To be sure, this administration has been notoriously unwelcoming to foreigners seeking safe haven. On the current president’s watch, the number of refugees allowed annually into the country has been reduced to just 18,000, an all-time low. Persuading Trump to depart from his customary anti-immigrant animus for the benefit of Hong Kong expatriates might seem an impossible reach.

Yet there are good reasons why even Trump should want to offer green cards to residents of Hong Kong.

To begin with, they are open in their admiration for American ideals. Among the most arresting sights during last year’s vast pro-democracy protests was that of thousands of demonstrators carrying American flags and singing “The Star-Spangled Banner.” At a time when America’s sense of itself as a nation that upholds freedom, equality, and human rights is getting battered from every direction, an influx of Hong Kong immigrants who are inspired by America’s ideals would be a heartening tonic.
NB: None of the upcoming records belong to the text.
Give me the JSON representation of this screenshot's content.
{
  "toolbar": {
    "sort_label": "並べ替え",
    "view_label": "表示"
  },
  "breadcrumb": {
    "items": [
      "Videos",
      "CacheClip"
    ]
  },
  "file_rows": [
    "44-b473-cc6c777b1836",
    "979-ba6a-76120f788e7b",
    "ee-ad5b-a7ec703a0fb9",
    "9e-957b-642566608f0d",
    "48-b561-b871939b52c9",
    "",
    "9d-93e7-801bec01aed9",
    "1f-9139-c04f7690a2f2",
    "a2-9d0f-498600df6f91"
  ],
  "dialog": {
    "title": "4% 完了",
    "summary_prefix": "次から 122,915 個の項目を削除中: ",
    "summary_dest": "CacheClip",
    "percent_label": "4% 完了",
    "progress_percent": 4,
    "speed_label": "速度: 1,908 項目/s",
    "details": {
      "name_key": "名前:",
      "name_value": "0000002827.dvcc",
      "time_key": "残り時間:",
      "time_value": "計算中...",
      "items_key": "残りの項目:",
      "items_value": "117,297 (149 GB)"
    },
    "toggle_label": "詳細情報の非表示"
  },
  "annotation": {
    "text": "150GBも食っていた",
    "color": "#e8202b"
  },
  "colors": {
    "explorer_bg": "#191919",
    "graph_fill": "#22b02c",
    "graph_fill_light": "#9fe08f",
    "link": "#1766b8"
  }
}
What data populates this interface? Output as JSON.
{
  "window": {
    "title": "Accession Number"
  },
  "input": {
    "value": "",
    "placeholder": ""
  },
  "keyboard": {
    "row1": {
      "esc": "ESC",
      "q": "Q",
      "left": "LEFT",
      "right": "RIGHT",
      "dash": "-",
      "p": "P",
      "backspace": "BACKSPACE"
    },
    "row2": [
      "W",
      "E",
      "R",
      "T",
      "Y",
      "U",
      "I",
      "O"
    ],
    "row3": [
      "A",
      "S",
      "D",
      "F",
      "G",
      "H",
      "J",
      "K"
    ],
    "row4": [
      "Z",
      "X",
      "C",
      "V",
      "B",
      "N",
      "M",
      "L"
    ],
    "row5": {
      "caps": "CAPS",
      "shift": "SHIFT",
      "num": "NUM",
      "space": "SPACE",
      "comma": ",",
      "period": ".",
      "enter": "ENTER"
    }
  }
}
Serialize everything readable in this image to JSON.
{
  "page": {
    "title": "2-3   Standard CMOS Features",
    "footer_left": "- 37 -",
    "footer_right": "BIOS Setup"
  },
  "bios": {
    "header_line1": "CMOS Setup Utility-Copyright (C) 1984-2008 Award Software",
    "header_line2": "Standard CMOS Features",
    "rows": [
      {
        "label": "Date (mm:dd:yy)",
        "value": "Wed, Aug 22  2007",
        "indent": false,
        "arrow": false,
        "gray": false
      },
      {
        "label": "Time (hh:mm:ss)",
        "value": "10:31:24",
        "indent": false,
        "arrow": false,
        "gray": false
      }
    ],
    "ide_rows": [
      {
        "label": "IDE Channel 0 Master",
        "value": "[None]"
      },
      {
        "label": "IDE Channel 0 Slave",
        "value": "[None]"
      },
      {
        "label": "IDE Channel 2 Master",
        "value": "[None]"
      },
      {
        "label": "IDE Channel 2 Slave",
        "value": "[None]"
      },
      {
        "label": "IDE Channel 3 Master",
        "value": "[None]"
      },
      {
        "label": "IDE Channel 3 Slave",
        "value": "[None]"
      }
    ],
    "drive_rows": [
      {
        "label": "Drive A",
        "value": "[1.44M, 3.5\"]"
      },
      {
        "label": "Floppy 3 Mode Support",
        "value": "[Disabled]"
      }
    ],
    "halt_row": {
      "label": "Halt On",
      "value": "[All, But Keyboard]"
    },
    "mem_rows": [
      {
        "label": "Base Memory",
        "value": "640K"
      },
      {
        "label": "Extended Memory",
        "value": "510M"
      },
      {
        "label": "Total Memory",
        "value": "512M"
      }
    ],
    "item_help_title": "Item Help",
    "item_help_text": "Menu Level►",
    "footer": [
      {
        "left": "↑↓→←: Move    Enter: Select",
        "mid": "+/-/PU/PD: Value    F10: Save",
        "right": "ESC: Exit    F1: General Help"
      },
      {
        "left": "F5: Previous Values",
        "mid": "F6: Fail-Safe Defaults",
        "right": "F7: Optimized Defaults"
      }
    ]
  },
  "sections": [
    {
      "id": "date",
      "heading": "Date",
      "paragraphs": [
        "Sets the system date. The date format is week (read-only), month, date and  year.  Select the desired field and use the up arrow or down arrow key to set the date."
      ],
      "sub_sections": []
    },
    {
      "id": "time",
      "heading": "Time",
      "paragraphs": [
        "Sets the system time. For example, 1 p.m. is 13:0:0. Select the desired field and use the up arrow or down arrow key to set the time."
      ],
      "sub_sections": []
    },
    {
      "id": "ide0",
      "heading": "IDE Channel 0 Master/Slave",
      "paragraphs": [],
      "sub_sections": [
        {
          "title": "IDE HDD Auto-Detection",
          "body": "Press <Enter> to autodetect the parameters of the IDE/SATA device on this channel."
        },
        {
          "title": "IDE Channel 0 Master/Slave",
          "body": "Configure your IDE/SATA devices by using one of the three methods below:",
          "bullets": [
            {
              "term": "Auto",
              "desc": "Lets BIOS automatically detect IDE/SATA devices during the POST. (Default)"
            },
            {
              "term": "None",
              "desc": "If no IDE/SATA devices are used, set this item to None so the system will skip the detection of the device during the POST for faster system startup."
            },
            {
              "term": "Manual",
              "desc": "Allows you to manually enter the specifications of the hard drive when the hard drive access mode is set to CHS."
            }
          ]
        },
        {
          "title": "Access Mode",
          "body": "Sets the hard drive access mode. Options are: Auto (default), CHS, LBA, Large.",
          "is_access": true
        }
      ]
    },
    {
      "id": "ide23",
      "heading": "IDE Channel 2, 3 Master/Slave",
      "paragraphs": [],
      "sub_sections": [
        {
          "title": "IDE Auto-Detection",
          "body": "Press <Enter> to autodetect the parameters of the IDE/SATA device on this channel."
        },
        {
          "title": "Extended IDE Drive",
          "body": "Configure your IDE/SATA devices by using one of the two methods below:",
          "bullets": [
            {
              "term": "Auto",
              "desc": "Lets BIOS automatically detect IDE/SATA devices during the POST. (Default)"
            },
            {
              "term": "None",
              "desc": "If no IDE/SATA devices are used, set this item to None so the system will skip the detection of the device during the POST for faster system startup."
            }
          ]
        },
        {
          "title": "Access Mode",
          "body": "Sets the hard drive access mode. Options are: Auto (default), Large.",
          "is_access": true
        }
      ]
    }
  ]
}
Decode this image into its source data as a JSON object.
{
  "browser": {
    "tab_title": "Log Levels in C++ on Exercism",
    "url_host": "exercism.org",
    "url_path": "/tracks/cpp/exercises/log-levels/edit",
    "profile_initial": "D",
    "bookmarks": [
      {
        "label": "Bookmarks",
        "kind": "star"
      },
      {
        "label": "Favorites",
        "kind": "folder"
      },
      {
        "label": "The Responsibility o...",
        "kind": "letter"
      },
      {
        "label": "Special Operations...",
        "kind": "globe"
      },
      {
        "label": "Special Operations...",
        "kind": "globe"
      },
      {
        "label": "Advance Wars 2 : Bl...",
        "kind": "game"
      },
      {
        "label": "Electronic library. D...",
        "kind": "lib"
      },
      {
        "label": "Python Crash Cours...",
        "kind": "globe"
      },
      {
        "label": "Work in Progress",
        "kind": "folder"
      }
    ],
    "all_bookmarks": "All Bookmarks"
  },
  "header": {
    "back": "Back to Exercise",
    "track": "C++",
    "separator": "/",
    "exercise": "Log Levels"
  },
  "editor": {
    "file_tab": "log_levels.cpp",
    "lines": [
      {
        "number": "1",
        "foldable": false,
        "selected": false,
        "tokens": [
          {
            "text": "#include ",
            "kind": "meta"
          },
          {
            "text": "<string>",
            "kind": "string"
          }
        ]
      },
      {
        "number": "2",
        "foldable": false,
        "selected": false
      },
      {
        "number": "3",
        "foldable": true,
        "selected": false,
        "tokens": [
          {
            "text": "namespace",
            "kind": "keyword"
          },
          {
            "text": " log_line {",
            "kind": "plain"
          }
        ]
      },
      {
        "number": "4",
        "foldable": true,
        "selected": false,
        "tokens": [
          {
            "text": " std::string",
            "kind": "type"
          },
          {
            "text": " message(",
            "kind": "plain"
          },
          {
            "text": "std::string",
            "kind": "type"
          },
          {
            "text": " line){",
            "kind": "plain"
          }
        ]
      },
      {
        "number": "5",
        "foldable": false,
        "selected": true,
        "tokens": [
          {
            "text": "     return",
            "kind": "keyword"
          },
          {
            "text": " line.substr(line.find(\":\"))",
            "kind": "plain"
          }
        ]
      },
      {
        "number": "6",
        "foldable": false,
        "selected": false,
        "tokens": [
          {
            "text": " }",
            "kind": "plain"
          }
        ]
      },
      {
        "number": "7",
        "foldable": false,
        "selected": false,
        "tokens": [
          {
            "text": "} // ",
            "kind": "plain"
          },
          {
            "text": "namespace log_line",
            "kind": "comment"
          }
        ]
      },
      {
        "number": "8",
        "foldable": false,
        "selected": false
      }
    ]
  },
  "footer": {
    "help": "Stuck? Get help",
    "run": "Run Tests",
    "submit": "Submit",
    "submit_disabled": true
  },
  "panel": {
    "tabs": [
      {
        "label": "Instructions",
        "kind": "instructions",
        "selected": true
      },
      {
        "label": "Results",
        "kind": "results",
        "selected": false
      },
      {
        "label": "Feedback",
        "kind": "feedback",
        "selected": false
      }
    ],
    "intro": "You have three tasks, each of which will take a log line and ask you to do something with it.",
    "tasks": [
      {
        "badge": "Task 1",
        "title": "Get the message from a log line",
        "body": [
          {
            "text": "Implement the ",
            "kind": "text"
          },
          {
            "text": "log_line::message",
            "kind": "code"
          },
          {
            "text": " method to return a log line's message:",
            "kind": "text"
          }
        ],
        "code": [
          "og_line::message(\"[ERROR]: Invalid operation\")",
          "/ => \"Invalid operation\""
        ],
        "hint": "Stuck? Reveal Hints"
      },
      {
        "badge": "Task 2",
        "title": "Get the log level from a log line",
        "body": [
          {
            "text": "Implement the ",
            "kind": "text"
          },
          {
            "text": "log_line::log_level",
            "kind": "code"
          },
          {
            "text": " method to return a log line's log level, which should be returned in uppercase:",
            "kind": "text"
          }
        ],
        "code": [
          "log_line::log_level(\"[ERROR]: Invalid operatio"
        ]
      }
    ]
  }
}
A flight of people from Hong Kong to the United States would be a boon in more material ways. The city’s people are disproportionately well-educated and entrepreneurial. Many would bring with them not merely an abstract aversion to life under communism, but concrete wealth and 21st-century skills. “Hong Kong is one of the wealthiest cities in the world,” Bloomberg columnist Eli Lake observes, “and the US has a chance to benefit from the human capital that created that wealth.” And to simultaneously punish Beijing, which would be embarrassed before the world as tens of thousands of its most intrepid and productive citizens fled to the land of the free.

Americans have been immeasurably enriched — economically, yes, but also socially, culturally, and patriotically — by the Cuban, Vietnamese, and Eastern European escapees to whom we offered refuge when communist thugs subjugated their nations. We should seize this moment to make the same offer to anyone prepared to pull up stakes in Hong Kong: If you wish to pursue the American dream, our door is open.

(Jeff Jacoby is a columnist for The Boston Globe).